Fast ein Vierteljahrhundert, scheint es, war Wolfgang Petersens „Das Boot“ nach dem Roman Lothar-Günther Buchheim „unser Film“, bevor „Der Untergang“ dieses Prädikat übernehmen sollte – ein Film über das „Dritte Reich“ aus der Enge eines U-Boots, in technischer und dramaturgischer Brillanz gedreht, Petersens Eintrittskarte in Hollywood, ein Film, den man „uns Deutschen“ kaum zugetraut hätte, ein Film, der den Massstäben des Hollywood-Kinos entsprach, ein Film, den selbst der bekannte amerikanische Filmkritiker Roger Ebert als Antikriegsfilm einstufte, dessen grossartige schauspielerische Leistungen allerorts gelobt wurden und so weiter und so fort. Schäme sich der, der auch nur ein Fünkchen Kritik an diesem Meisterwerk äussert?

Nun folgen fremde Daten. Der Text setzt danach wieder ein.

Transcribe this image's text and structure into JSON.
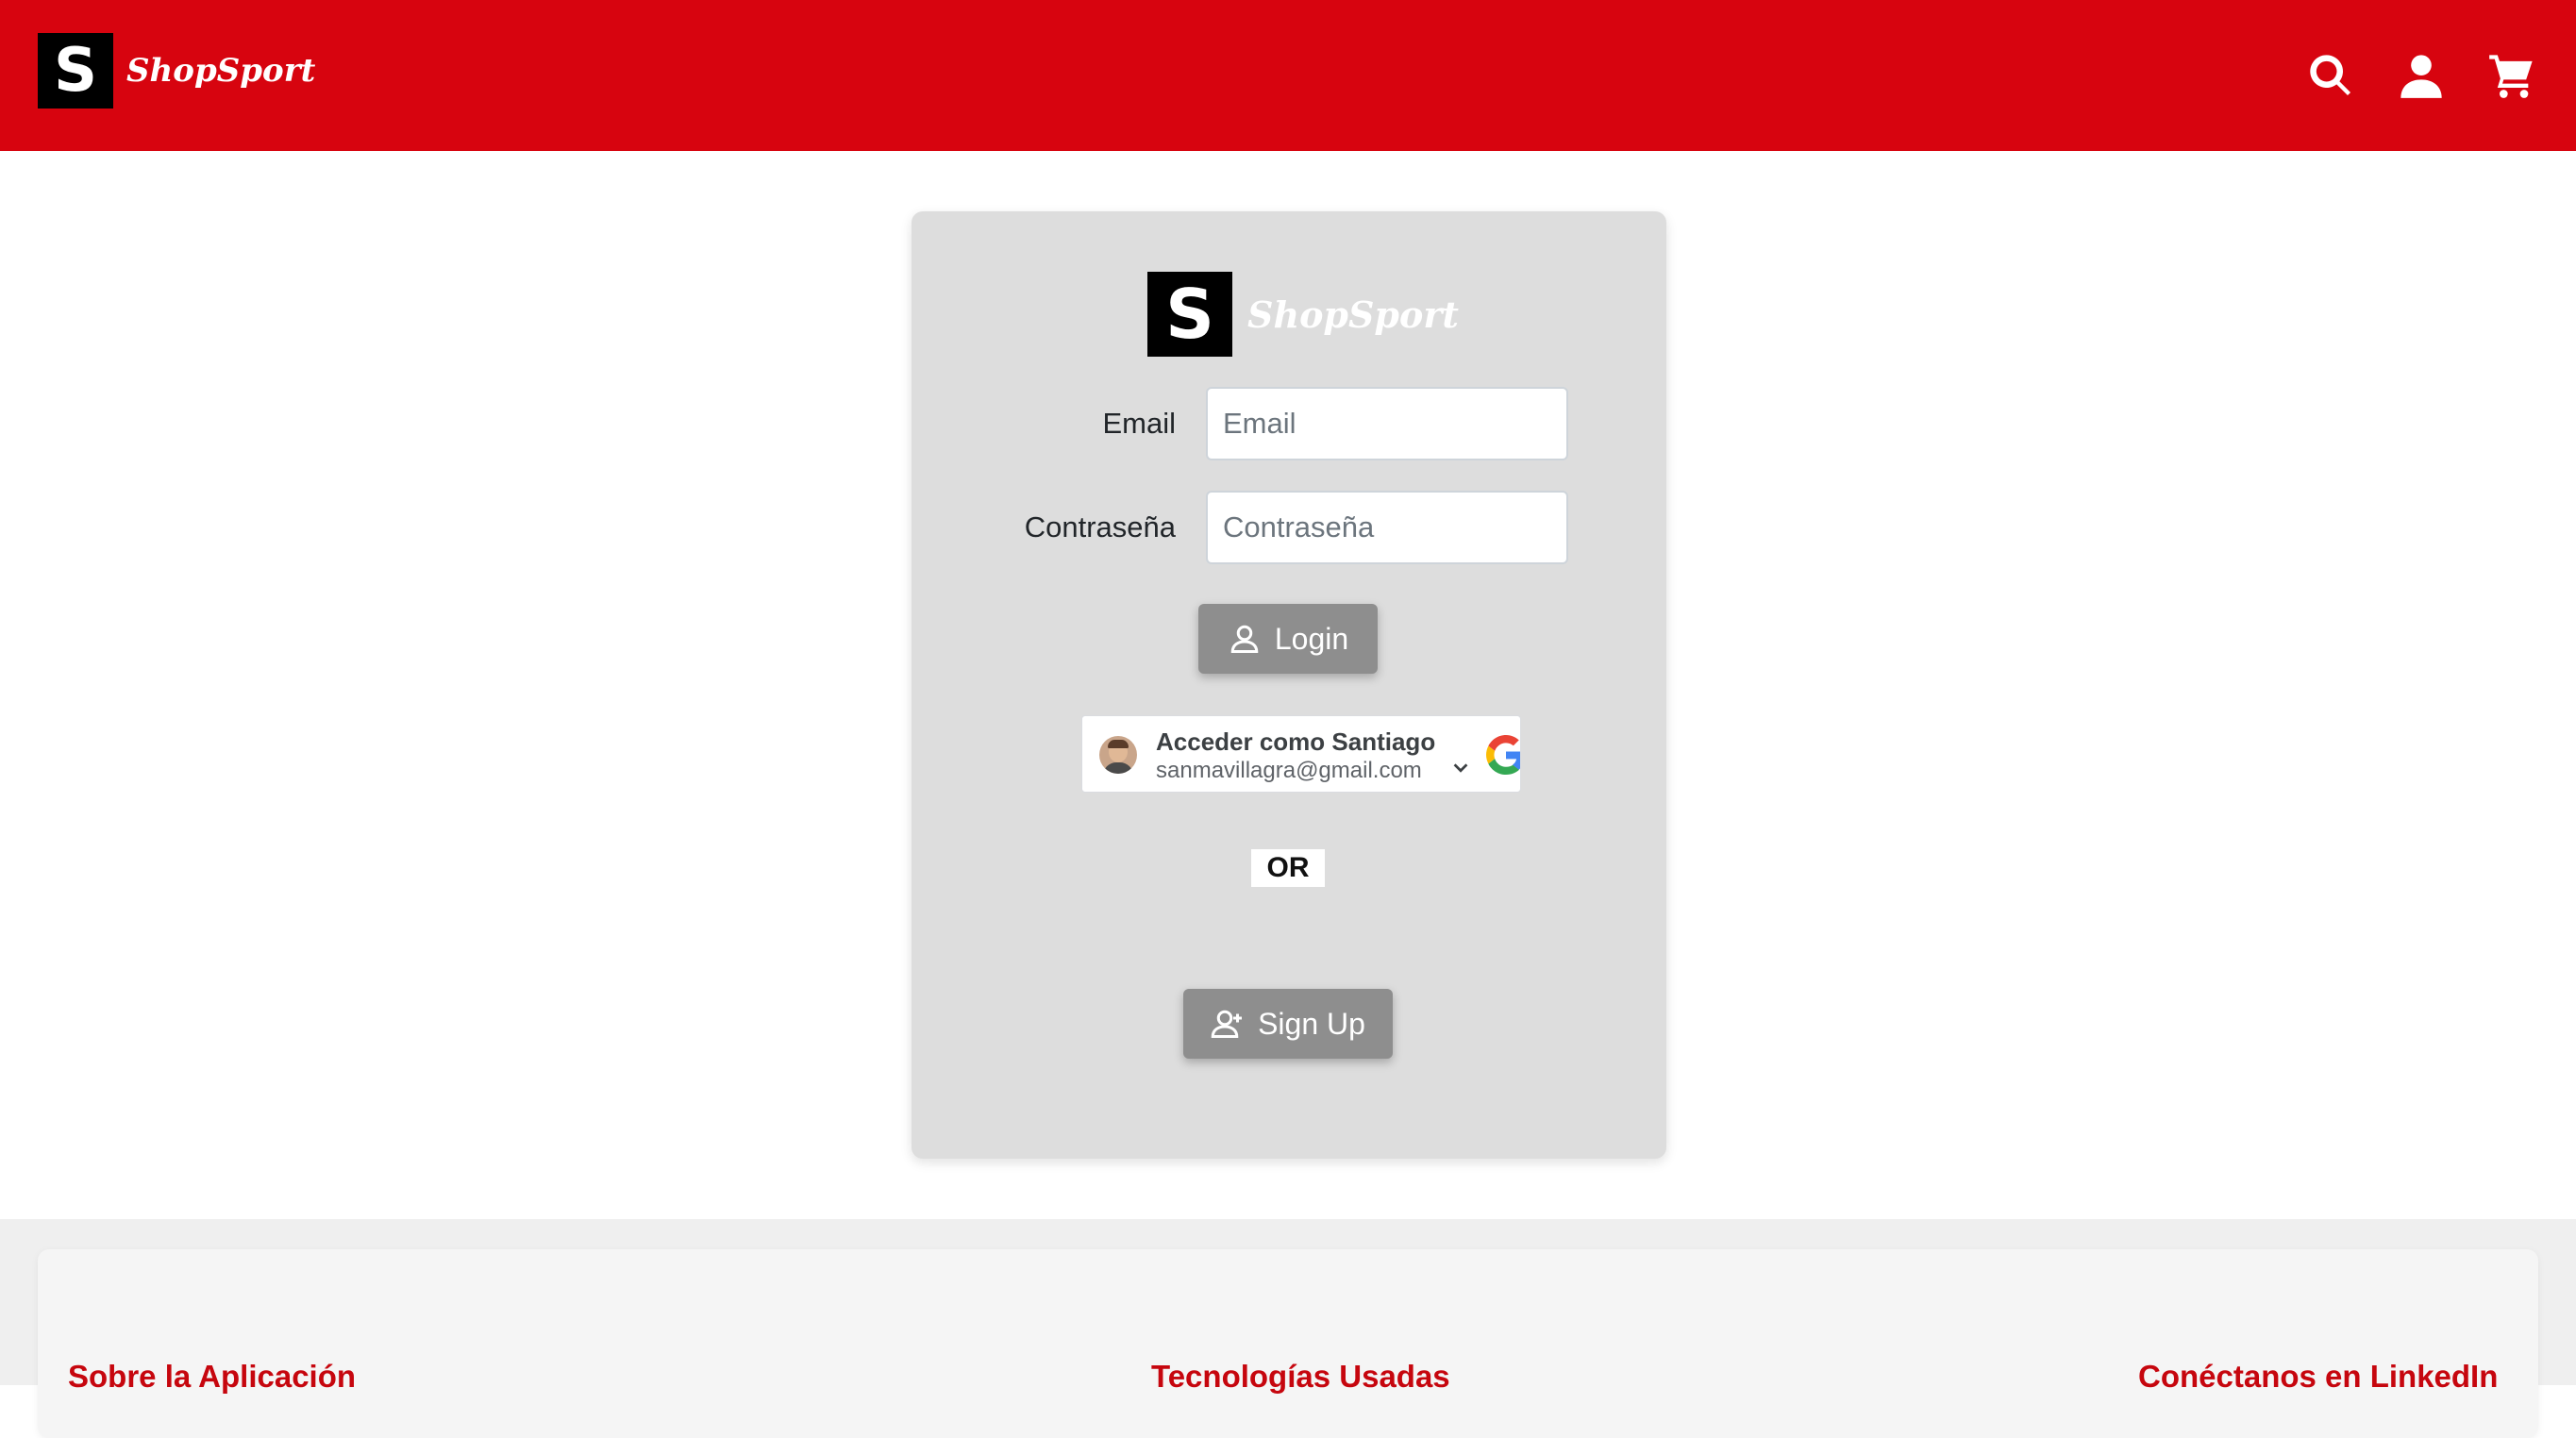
{
  "brand": {
    "logo_letter": "S",
    "name": "ShopSport"
  },
  "header": {
    "icons": [
      "search-icon",
      "user-icon",
      "cart-icon"
    ],
    "accent_color": "#d7040f"
  },
  "login": {
    "email_label": "Email",
    "email_placeholder": "Email",
    "password_label": "Contraseña",
    "password_placeholder": "Contraseña",
    "login_button": "Login",
    "google": {
      "title": "Acceder como Santiago",
      "email": "sanmavillagra@gmail.com"
    },
    "or_text": "OR",
    "signup_button": "Sign Up"
  },
  "footer": {
    "headings": [
      "Sobre la Aplicación",
      "Tecnologías Usadas",
      "Conéctanos en LinkedIn"
    ]
  }
}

Der Schluss des Films, der Moment, in dem fast alle Besatzungsmitglieder des U-Boots in La Rochelle bei einem Luftangriff getötet werden, scheint zu der Frage zu zwingen: Wofür sind sie gestorben? Und der Anfang des Films, ein feucht-fröhliches Männerbeisammensein vor dem Auslaufen (Motto: Erst ordentlich einen tanken, dann auslaufen), scheint dieses Wofür sogar durch seinen Anti-Hitler-Touch zu bestätigen, als der Marinesoldat Thomsen (Otto Sander) in volltrunkenem Zustand das Mikrophon ergreift und den versammelten und zumeist torkelnden Kameraden zuruft: „Unser herrlicher, wertgeschätzter abstinenter und unbeweibter Führer, der in glorreicher Karriere vom Malerlehrling zum grössten Schlachtenlenker aller Zeiten ... stimmt's etwa nicht?“ ... „Also, der grosse Flottensachverständige, der unübertroffene Seestratege, dem es gefallen hat, in seinem unermesslichen Ratschluss ... wie geht's 'n weiter?“

Die aussagekräftige Klammer des Films scheint zu funktionieren. Eine Anti-Hitler-Koalition der besonderen Art, sozusagen eine unter Wasser, scheint sich zusammen zu schmieden. Eine Männergemeinschaft scheint entschlossen, ja, aber zu was?

Im Herbst 1941 müssen die Marine-Verantwortlichen zur Kenntnis nehmen, dass Churchill sich durch die deutsche U-Boot-Flotte nicht in die Knie zwingen lässt. Immer jüngere Soldaten werden in die U-Boote abkommandiert. Am Ende des Krieges wird selbst 20jährigen ein Kommando auf U-Booten erteilt. 1945 steht fest: 30.000 der 40.000 Männer in deutschen U-Booten sind bei ihren Einsätzen ums Leben gekommen.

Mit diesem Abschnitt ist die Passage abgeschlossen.